2002 ya da 2003 olmalı, sınıfta öğrencilerle birlikte bir yandan “irticanın gelmekte olduğunu” söyleyen, bir yandan da “ben dezenformasyonum” diye bağıran bir haber üzerine çalışıyorduk... Biri söz aldı, “Hocam, tamam, haber doğru olmayabilir, ama okuyanlar doğru olduğuna inanacak, bu da halkın gericiler hakkındaki kanaatini olumsuz bir noktaya taşıyacak, fena mı?” dedi.

Önce espri yapıyor zannettim, ardından işin ciddi olduğunu anladım. Sonraki yıllarda, propagandistlikle gazeteciliği karıştıran başka öğrencilerim de oldu, hepsiyle uzun uzun tartıştık. Şimdi dönüp baktığımda, kendimi görevini yapmış bir insanın huzuru içinde hissediyorum, fakat onların gazeteci olmuş hallerini gözümün önüne getirdiğimde, kafalarının bir yerlerinde bir tortu kaldığını düşünüyor, tedirgin oluyorum.

Türkiye, hakikatten çok kendi inancının propagandasını okumak isteyen insanlarla dolu. Eh, gazeteci adayları böyle olan bir toplumda gayet normal bir sonuç! Kendisini rahatsız edecek bir olguyu, ne kadar önemli olursa olsun gazetesinde görmek istemeyen bir okur!

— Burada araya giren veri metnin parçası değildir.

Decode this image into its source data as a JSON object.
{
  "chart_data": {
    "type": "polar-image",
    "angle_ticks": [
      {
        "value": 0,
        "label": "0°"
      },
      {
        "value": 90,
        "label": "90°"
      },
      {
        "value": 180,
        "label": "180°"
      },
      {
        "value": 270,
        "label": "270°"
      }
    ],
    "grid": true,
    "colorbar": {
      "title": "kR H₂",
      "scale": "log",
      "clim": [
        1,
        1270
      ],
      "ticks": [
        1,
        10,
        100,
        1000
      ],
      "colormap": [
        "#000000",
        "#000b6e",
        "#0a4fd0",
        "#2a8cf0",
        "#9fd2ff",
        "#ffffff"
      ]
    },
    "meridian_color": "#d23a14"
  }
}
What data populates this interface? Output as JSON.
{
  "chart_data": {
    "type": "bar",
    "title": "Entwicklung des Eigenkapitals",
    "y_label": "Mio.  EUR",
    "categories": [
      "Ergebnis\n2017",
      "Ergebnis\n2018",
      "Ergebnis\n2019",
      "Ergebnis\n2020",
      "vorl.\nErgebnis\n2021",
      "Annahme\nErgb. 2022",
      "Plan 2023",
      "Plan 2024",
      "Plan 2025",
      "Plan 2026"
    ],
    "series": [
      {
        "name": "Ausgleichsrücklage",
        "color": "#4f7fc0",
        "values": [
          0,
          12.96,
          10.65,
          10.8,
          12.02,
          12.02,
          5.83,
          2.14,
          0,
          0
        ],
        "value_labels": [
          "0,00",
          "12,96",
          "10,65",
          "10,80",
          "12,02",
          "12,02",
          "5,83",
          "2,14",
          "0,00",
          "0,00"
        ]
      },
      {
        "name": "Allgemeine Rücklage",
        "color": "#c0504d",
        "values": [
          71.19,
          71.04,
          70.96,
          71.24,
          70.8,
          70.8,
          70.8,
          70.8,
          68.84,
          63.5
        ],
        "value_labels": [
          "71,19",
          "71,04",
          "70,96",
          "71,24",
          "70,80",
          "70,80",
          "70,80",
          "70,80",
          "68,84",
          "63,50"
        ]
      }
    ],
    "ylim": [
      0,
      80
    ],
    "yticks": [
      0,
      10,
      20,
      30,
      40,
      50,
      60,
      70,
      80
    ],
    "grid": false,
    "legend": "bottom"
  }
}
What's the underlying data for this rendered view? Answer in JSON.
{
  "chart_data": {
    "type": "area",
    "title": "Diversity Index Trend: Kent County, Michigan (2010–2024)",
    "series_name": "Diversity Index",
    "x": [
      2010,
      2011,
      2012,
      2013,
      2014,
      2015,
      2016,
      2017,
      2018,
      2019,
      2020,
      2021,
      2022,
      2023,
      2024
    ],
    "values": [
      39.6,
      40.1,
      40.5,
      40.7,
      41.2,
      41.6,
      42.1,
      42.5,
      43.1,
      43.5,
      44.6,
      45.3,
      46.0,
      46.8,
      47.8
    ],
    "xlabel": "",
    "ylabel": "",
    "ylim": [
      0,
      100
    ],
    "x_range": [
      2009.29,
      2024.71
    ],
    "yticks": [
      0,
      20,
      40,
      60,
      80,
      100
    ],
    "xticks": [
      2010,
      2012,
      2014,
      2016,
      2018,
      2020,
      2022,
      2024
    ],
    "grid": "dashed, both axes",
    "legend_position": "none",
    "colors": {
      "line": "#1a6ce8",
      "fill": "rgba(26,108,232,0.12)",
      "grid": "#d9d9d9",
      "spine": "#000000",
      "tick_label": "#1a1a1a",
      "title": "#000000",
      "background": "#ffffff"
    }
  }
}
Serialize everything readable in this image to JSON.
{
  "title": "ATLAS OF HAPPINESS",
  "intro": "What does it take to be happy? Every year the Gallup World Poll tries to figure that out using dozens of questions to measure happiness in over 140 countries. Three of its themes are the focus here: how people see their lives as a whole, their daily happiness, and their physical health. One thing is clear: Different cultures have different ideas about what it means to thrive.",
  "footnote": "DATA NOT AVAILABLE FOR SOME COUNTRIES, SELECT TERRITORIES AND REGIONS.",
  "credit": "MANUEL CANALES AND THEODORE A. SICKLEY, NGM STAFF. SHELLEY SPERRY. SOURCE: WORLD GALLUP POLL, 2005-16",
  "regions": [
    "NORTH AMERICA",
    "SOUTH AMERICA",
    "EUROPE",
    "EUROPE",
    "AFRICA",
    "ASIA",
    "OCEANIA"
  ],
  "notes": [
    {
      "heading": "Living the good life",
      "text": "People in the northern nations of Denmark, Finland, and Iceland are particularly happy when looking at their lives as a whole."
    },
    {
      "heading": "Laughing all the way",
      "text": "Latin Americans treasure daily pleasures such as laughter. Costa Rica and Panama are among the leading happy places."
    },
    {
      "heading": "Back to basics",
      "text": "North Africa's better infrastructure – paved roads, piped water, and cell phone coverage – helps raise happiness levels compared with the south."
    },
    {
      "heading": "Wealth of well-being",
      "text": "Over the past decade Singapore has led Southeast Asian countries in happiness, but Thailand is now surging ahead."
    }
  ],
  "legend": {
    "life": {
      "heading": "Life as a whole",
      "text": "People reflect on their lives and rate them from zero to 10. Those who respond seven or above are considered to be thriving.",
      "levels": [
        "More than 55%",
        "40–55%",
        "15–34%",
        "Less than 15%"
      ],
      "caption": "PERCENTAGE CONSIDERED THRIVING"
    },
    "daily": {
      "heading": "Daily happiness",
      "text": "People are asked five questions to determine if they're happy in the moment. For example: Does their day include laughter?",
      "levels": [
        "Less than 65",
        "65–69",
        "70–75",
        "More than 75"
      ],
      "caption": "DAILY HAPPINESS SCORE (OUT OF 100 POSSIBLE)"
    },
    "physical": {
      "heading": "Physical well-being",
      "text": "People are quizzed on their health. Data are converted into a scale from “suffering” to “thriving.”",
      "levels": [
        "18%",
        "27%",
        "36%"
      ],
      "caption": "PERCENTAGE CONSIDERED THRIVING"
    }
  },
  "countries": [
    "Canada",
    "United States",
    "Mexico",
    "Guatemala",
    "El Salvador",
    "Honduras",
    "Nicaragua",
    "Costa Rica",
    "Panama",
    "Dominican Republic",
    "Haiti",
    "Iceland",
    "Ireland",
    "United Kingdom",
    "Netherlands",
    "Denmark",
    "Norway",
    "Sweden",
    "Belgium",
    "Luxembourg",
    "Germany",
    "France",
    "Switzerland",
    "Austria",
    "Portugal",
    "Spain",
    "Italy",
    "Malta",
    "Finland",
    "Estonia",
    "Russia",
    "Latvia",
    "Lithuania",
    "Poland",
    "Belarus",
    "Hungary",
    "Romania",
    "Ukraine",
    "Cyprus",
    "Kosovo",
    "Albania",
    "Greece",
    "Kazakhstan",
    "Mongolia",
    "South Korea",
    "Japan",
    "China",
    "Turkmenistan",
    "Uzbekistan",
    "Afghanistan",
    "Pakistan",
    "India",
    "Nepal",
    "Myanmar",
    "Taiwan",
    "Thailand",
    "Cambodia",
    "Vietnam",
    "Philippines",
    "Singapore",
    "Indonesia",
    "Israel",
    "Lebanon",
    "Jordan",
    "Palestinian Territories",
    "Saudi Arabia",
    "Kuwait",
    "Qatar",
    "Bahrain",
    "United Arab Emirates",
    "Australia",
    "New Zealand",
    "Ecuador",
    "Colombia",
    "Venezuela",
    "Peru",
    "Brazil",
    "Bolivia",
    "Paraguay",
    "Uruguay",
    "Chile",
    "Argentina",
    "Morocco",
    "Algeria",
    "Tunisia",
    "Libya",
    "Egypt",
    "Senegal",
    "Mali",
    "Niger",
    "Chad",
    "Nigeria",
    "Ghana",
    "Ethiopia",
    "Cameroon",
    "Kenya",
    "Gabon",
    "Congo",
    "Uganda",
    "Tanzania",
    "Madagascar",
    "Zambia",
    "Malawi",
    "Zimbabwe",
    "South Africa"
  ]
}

Gazetesi bunu görmekten kaçınamıyorsa, onu eğip büküp, yüreğini soğutacak hale getirdikten sonra vermesini isteyen bir okur! Bu ülkenin gazetecileri işte bu okurlara güvendikleri için bazı haberler bazı gazetelerde olmuyor, bazıları da olduğundan bambaşka bir biçime büründürülüyor.